Canada

Naturalist, whale watching guide amazed by humpback whaling after killer whales in the Salish Sea

A scientist who set off with a group of tourists on a whale watching tour in the Salish Sea was thrilled by a rare sight last Tuesday – a humpback whale follows and then faces a pod of killer whales.

American naturalist Olivia Esqueda witnessed the Georgia Strait conflict and said she had never seen anything like it.

“The humpback whale was somehow dragging behind them,” she said. “Suddenly we saw the next surface with a hunchback right in the middle of all the killer whales.”

For her, the experience of a whale watching trip from Washington Harbor to Washington is something she will never forget.

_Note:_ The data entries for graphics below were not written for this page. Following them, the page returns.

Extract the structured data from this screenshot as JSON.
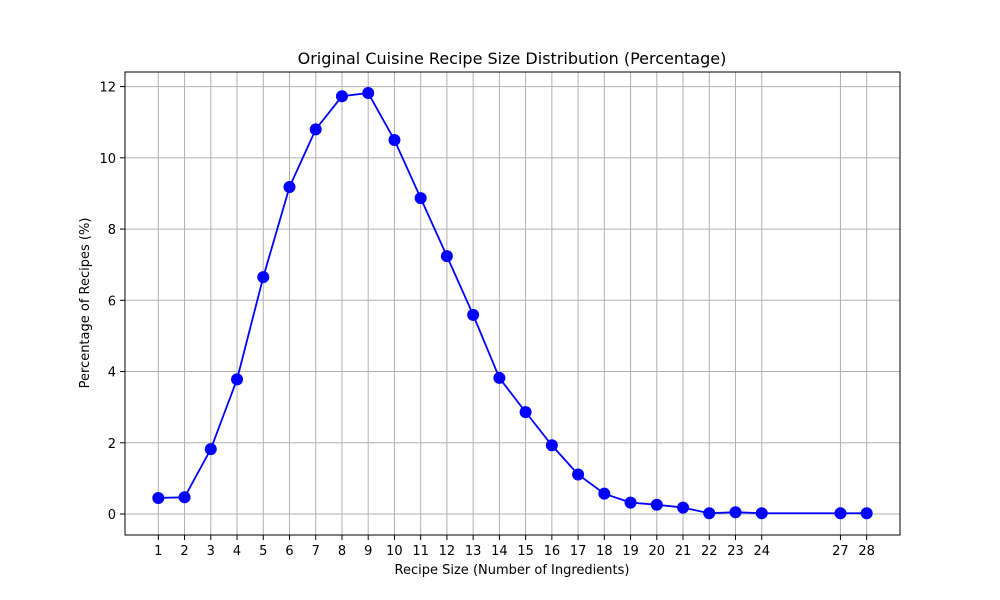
{
  "chart_data": {
    "type": "line",
    "title": "Original Cuisine Recipe Size Distribution (Percentage)",
    "xlabel": "Recipe Size (Number of Ingredients)",
    "ylabel": "Percentage of Recipes (%)",
    "x": [
      1,
      2,
      3,
      4,
      5,
      6,
      7,
      8,
      9,
      10,
      11,
      12,
      13,
      14,
      15,
      16,
      17,
      18,
      19,
      20,
      21,
      22,
      23,
      24,
      27,
      28
    ],
    "series": [
      {
        "values": [
          0.45,
          0.47,
          1.82,
          3.78,
          6.65,
          9.18,
          10.8,
          11.73,
          11.82,
          10.5,
          8.87,
          7.24,
          5.59,
          3.82,
          2.86,
          1.93,
          1.11,
          0.57,
          0.32,
          0.26,
          0.18,
          0.02,
          0.05,
          0.02,
          0.02,
          0.02
        ],
        "color": "#0000ff"
      }
    ],
    "xticks": [
      "1",
      "2",
      "3",
      "4",
      "5",
      "6",
      "7",
      "8",
      "9",
      "10",
      "11",
      "12",
      "13",
      "14",
      "15",
      "16",
      "17",
      "18",
      "19",
      "20",
      "21",
      "22",
      "23",
      "24",
      "27",
      "28"
    ],
    "yticks": [
      "0",
      "2",
      "4",
      "6",
      "8",
      "10",
      "12"
    ],
    "xlim": [
      -0.27,
      29.27
    ],
    "ylim": [
      -0.59,
      12.41
    ],
    "grid": true,
    "grid_color": "#b0b0b0",
    "marker": "circle"
  }
}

“Something is happening before us that has not been seen before,” she told CHEK News. “It’s hard not to be like a kid at Disneyworld.”

It all happened aboard a whale watching boat on the San Juan Safaris off the coast of Vancouver Island.

WATCH The meeting of a humpback whale with Salish Seas killer whales excites the spectators

The meeting of a humpback whale with Salish Seas killer whales excites the spectators

A scientist with a group of tourists on a whale watching tour at sea Salish was thrilled by a rare sight on April 12 – a humpback whale that appears to be harassing a pod of transitional killer whales. Katie Doherty / CHEK News. 1:00 p.m.

The incident is not the only recent conflict off the coast of British Columbia between killer whales and humpback whales. On March 9, a Tofino whale tour operator filmed the opposite and more common scenario in which a pod of transitional killer whales – also known as Big Killer Whales – attacked a young humpback whale.

Filming such encounters in the wild is unusual, experienced whale observers have agreed.

“Without exaggeration, I’ve never seen this before,” said San Juan boat captain Brian Goodtremont in a video taken by Esqueda during the meeting. “I’ve been doing this for 22 years.”

Victoria’s whale watching leader Mark Maleson, skipper of Prince of Whales Whale Watching, agreed.

A pod of a transitional killer whale, also known as the Big Killer Whale, spotted an out-of-frame humpback whale on April 12 in the Salish Sea off Vancouver Island. (Ellie Sawyer / Maya’s Legacy Tours)

He said the particular humpback whale was known to whale watchers and believed that the scars on the whale’s fin were probably from an earlier conflict with killer whales at an early age.

“When he was in his first year, he had a close conversation,” he told CHEK News. “It would have happened when he was with his mother.”

Marine tensions between the two species have been widely reported, according to a 2016 study by National Marine Fisheries Service researcher Robert Pittman.

He reviewed more than 100 similar conflicts reported by scientists, nearly six of which were started from one or more backs, often what he calls “mobbing behavior” to save other marine mammals that killer whales are trying to to hunt.